Nous pouvons élargir cette dernière remarque à l’ensemble de l’album. Une fois de plus, les textes sont un des nombreux points forts de celui-ci. On voit ainsi, entre autres, l’apparition du croustillant personnage d’Orange Duck, alcoolique notoire, qui fera un retour fracassant en 2009 (« Délices »). Toujours politiquement et socialement engagé, KIEMSA n’oublie pas de nous servir son lot de chansons revendicatrices, toujours aussi justes et bien senties (« Armada », « Mass media », « Faut consommer », « Kiemsa sucks »).
Il serait toutefois hâtif de conclure à la disparition des racines ska/punk de la bande. On les retrouve bien sûr dans les paroles mais également sur des morceaux comme « Armada » ou « Faut consommer ». Le premier n’aurait pas fait tâche sur Nuits rouges, c’est certain. Quand au second, il est le parfait exemple de l’évolution musicale du groupe. Sorte de piste de transition entre l’ancien et le nouveau KIEMSA, l’équilibre y est trouvé.
Il me parait nécessaire de consacrer maintenant un paragraphe de cette chronique au grand héros de l’album, j’ai nommé Martin Hallier. Non content d’être un parolier novateur et inspiré, le bougre possède un timbre de voix des plus appropriés à la musique de KIEMSA. Il a donc suivi l’évolution de l’ensemble et a durci le ton. Ses progrès, tant en termes de diversification que de maîtrise sont impressionnants. On sent l’expérience de la scène derrière tout ça. Il s’essaye de nouveau à l’anglais (« Tequila guerilla », « Kiemsa sucks ») avec succès. Difficile de le prendre en défaut.

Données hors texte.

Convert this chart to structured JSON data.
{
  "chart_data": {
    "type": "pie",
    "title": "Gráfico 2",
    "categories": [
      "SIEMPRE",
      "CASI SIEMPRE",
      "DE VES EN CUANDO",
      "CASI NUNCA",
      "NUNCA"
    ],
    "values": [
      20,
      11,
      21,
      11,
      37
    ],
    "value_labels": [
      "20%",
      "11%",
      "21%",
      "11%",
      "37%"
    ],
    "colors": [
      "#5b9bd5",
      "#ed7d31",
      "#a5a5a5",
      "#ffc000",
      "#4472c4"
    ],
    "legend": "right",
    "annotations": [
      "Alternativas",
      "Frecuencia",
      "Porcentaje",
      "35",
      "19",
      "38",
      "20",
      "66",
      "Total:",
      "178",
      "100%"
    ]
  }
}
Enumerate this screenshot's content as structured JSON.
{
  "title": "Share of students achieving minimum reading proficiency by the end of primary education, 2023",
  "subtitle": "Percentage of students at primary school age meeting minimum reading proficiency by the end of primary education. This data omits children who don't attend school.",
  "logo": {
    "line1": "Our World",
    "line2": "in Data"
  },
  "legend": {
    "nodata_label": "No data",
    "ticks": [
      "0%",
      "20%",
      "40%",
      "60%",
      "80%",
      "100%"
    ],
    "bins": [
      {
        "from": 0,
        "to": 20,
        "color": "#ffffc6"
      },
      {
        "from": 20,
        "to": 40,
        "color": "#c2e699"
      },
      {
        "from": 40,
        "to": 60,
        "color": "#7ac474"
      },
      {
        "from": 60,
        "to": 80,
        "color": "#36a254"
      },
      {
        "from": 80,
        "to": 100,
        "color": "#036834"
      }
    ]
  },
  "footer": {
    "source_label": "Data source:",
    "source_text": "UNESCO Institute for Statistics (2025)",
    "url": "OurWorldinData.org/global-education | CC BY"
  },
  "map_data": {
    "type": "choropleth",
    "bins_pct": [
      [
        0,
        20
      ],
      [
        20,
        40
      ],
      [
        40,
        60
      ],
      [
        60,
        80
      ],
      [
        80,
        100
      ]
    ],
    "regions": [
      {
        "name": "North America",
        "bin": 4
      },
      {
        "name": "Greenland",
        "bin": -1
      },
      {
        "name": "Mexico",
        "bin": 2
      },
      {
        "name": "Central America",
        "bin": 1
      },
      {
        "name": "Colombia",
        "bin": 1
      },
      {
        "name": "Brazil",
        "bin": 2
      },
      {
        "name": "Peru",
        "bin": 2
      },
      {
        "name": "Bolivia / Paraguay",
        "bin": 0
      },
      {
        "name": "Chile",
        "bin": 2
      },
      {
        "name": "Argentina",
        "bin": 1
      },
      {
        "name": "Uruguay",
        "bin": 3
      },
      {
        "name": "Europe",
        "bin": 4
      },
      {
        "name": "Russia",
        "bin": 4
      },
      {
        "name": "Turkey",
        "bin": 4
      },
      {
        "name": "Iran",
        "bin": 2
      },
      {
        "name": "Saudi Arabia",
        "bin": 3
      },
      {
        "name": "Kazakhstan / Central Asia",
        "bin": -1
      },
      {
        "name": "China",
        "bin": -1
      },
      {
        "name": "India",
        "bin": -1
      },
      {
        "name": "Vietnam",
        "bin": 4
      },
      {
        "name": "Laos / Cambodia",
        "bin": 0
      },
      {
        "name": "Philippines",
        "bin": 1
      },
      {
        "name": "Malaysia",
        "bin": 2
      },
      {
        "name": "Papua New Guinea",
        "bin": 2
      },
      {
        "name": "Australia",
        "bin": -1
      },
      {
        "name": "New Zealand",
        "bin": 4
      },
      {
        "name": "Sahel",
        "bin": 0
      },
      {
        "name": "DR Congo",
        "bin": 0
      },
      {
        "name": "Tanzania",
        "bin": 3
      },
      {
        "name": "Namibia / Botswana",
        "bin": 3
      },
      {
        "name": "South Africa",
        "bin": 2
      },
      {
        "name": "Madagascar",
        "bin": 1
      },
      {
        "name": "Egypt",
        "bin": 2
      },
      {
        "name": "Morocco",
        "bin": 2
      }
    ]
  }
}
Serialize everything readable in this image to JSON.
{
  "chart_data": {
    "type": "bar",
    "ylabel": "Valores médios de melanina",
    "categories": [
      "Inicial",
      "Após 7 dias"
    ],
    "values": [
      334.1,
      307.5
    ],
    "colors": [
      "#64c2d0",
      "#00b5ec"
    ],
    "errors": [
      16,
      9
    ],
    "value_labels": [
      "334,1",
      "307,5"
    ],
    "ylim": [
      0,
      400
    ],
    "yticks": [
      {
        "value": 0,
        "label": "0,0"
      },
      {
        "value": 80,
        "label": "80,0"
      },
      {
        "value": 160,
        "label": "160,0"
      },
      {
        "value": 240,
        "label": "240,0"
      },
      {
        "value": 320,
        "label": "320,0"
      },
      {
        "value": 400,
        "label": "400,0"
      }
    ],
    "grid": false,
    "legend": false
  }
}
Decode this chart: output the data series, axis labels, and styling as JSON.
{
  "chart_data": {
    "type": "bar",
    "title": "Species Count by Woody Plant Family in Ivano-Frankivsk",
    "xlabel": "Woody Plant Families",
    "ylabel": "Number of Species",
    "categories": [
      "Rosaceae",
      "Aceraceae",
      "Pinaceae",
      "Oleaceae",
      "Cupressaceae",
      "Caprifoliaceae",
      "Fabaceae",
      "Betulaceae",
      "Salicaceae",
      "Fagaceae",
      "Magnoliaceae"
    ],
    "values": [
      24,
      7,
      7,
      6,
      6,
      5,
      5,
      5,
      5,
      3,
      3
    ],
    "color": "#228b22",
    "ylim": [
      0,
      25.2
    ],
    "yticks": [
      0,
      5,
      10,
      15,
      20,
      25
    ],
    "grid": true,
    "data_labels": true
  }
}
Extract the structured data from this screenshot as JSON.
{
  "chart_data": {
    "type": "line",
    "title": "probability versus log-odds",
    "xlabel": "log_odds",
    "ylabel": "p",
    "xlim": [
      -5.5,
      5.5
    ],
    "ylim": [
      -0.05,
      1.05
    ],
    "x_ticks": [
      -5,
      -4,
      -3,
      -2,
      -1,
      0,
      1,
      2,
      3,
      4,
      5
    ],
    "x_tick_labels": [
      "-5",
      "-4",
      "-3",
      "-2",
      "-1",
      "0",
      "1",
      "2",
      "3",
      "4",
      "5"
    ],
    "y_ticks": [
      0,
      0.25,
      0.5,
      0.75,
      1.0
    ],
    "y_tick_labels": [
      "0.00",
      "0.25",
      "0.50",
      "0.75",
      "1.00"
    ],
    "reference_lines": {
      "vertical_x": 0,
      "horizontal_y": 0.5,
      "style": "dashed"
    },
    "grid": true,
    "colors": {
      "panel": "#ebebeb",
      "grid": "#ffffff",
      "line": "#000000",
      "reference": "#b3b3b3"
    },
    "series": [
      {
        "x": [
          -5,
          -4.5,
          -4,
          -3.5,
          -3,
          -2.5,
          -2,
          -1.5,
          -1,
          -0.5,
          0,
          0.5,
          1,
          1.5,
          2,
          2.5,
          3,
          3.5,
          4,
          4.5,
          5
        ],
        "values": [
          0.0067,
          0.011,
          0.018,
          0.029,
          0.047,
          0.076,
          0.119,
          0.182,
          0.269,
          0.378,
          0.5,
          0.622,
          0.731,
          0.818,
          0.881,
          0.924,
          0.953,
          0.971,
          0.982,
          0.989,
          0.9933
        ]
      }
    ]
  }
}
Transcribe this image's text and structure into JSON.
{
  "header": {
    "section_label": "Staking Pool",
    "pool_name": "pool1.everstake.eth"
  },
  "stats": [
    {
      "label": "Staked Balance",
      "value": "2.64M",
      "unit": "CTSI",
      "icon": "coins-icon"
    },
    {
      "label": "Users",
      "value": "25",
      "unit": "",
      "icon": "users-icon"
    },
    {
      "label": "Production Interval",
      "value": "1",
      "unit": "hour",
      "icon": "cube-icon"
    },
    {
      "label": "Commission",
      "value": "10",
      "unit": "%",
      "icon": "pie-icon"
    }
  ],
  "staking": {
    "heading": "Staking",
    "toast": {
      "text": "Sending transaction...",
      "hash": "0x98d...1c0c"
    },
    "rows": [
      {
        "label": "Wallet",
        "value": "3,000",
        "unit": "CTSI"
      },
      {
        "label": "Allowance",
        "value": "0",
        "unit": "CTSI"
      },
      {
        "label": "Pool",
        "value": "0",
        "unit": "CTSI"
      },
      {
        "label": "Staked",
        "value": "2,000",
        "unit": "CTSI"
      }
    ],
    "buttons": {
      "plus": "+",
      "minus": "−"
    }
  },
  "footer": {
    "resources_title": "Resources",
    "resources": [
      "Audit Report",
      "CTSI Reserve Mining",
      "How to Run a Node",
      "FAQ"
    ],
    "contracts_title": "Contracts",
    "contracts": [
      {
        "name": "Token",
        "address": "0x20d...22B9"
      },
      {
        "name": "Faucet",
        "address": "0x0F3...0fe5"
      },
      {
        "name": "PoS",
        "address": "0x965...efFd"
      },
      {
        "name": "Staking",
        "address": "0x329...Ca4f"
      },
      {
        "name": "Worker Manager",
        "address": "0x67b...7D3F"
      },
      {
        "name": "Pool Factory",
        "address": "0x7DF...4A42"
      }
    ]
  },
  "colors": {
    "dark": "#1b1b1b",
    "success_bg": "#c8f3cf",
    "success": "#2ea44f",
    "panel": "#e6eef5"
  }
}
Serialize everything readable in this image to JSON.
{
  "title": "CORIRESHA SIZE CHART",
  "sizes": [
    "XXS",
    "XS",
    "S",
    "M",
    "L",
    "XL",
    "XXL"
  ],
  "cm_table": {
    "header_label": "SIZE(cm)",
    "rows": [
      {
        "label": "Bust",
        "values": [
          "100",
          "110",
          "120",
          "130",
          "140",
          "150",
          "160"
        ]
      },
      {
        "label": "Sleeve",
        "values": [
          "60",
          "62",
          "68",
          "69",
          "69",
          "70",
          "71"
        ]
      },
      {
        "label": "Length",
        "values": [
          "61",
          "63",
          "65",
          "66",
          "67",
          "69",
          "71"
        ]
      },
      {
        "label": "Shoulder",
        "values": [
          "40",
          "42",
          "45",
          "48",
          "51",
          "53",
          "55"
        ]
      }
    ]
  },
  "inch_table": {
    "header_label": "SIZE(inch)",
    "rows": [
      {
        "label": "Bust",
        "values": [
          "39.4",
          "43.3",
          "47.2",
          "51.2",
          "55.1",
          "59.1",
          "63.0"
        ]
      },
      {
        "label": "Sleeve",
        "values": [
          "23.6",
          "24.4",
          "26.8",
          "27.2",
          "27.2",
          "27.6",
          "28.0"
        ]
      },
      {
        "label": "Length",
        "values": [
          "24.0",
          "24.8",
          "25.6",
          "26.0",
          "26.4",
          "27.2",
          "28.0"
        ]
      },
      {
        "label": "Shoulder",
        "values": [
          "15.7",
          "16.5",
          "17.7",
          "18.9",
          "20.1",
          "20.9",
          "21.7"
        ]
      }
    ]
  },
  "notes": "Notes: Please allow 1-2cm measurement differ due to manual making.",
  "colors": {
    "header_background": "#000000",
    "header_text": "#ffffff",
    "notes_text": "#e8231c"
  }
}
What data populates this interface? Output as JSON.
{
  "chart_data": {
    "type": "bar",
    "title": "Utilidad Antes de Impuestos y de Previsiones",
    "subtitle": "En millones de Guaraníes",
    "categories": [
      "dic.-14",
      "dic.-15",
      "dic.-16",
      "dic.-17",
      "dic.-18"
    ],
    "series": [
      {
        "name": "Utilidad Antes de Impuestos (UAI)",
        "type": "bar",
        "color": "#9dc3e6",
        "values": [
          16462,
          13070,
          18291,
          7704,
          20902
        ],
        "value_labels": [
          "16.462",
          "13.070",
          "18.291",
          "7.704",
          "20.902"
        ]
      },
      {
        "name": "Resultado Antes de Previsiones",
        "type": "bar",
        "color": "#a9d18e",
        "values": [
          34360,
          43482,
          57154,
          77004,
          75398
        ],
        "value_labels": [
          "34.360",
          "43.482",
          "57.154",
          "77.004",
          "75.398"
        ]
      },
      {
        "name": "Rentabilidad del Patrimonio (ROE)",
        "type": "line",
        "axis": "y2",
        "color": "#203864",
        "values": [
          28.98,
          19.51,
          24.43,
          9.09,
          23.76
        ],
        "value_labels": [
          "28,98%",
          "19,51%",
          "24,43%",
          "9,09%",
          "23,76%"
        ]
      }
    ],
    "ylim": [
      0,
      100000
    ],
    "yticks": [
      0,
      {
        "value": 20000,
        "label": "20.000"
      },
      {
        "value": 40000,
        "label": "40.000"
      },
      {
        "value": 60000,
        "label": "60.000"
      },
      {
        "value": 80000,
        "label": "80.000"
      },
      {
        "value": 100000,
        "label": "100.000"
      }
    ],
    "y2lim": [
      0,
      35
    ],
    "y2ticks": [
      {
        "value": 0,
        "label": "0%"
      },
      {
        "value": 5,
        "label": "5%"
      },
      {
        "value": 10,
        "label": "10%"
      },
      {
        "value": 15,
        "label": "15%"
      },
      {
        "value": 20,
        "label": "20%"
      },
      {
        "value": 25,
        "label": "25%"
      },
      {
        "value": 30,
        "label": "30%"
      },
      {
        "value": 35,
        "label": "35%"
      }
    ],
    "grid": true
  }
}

L’album contient évidemment, KIEMSA oblige, son lot de surprises et d’agréables inattendus. Citons au hasard, le passage arabisant (écrit et chanté par Sanaa El Mahdaoui) en plein déchainement punk/metal de « Qui veut savoir ? », l’apparition d’un violoniste (Florian Herry) sur « Sans un mot » et « Spectre », le retour gagnant de Saholy Diavolana pour un nouveau conte de mal-être amoureux (« Please stay »), j’en passe et des meilleurs.
Les soli, quand à eux, brillent une nouvelle fois par leur absence (rien de pénalisant) à une exception prêt. « Mass media » voit l’apparition presque timide du premier vrai solo de guitare sur un album de KIEMSA.
Vous l’aurez compris, cet album s’acoquine avec la perfection. Trois ans après Nuits rouges, nous retrouvons un groupe transformé, plus dur mais aussi plus fou (« Tequila guerilla » me donne toujours cette merveilleuse impression d’improvisation), doté d’une identité forte. Les gentlemen rockers arborent désormais leurs plus beaux costumes noirs sur scène, héritage du clip d’ « Orange duck » (Pascal Legitimus dans le rôle du poivrot, à voir à tout prix). Chacune des douze chansons de cet album est une véritable tuerie au potentiel live indéniable. Je pèse mes mots en disant que KIEMSA les exploitera à merveille par la suite. Le virage metallique amorcé par la bande pourra en rebuter certains mais ces derniers seraient bien mal avisés de bouder ce disque.
Une des meilleures productions françaises de ces dernières années.